Pandemic gains new legs with the On The Brink expansion which added a lot of new player powers, and 3 new ways of playing the game.
Before the expansion, the scores would have been Pandemic 5, Forbidden Island 6, but the expansion for Pandemic brings the replayability up to an 8, giving us a 45-45 tie.
As full games, I like both of these games, but I think that owning one is sufficient since they are so similar. I like both of these games for different reasons, yet they scratch the same itch. In order to break the tie, I have 2 deciding factors: Bang for Your Buck and if I had to own just one, which one would it be.
Forbidden Island has amazing production value for the pretty low cost of ~$20. Pandemic + Expansion goes for ~$50 online. Simply put, Forbidden Island is the far better bang for your buck.
Now, for which game I’d rather own, it’s really tough for me. I like having both games, I enjoy playing them both, and they’ve worked with a variety of people. The biggest thing that sways it right now for me is the ease of play in Forbidden Island. Both games have their place, and if I was playing games more often, I’d probably take Pandemic, but Pandemic is also a longer game, which keeps it off the table more often than not.

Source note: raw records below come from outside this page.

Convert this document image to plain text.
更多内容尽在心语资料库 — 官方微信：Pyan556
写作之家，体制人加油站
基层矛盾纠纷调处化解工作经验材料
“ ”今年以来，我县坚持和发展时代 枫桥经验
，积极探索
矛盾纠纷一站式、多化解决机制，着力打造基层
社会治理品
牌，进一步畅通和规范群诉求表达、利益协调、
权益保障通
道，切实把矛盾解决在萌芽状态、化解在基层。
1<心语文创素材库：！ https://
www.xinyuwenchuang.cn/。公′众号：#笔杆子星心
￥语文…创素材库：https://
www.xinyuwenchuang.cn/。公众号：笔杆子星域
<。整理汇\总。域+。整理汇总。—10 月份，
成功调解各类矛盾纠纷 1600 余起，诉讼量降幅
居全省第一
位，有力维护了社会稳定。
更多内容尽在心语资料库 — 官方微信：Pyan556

So there you go, my winner is Forbidden Island just by a little bit.

Will you like these games?
The only reason you wouldn’t like Forbidden Island is because you dislike co-operative games, or simpler games. If you like playing family friendly games, give it a shot. It’s also a nice break for college students.
Pandemic would be great for high-school or college students, as well as an adult game group. It can be played with the family, but older kids would be better.

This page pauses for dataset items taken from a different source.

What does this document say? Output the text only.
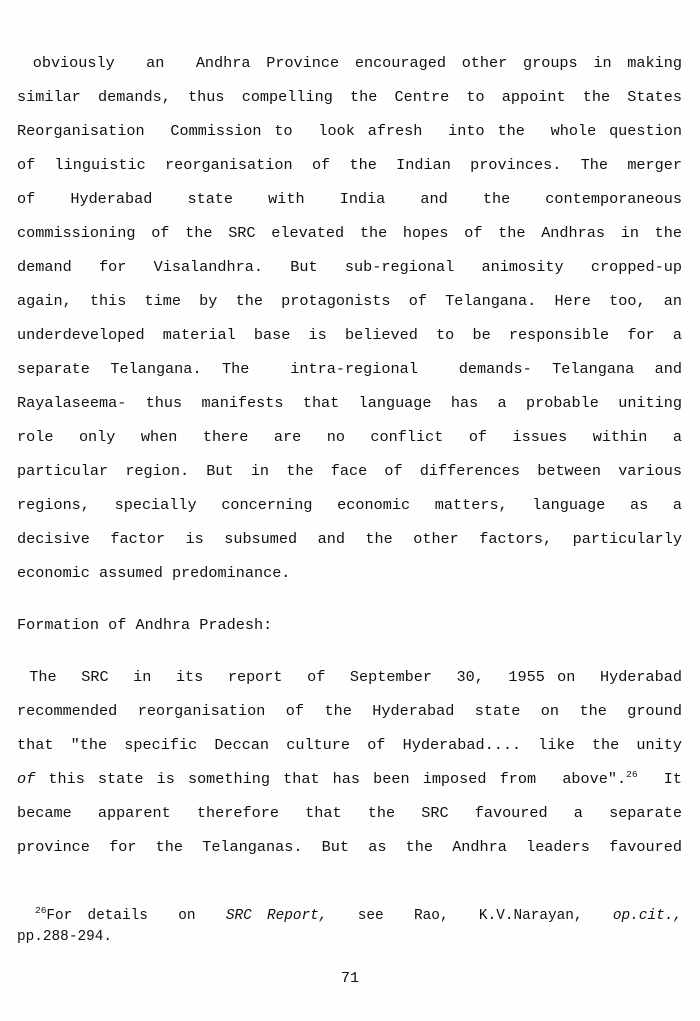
obviously  an  Andhra Province encouraged other groups in making
similar demands, thus compelling the Centre to appoint the States
Reorganisation  Commission to  look afresh  into the  whole question
of linguistic reorganisation of the Indian provinces. The merger
of  Hyderabad  state  with  India  and  the  contemporaneous
commissioning of the SRC elevated the hopes of the Andhras in the
demand for Visalandhra. But sub-regional animosity cropped-up
again, this time by the protagonists of Telangana. Here too, an
underdeveloped material base is believed to be responsible for a
separate Telangana. The  intra-regional  demands- Telangana and
Rayalaseema- thus manifests that language has a probable uniting
role only when there are no conflict of issues within a
particular region. But in the face of differences between various
regions, specially concerning economic matters, language as a
decisive factor is subsumed and the other factors, particularly
economic assumed predominance.
Formation of Andhra Pradesh:
The  SRC  in  its  report  of  September  30,  1955 on  Hyderabad
recommended reorganisation of the Hyderabad state on the ground
that "the specific Deccan culture of Hyderabad.... like the unity
of this state is something that has been imposed from  above".$^{26}$  It
became apparent therefore that the SRC favoured a separate
province for the Telanganas. But as the Andhra leaders favoured
$^{26}$For details  on  SRC Report,  see  Rao,  K.V.Narayan,  op.cit.,
pp.288-294.
71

Amusing Story about a Gameplay
There isn’t one defining moment in Pandemic for me. There have been a lot of tight games, but I can’t recall a particularly memorable one. Forbidden Island is another story. I once played a game where Fool’s Landing came up in the initial set of sinking tiles, and then I drew a first turn Water’s Rise, followed by turning over Fool’s Landing thus losing the game. For those of you who don’t know the game, Fool’s Landing is the tile that everyone has to get to at the end in order to win the game, so if it sink’s completely, the game is over.

Final Thought
It’s hard work comparing two games at once, but I think the extra work was worth it. Let me know what you think.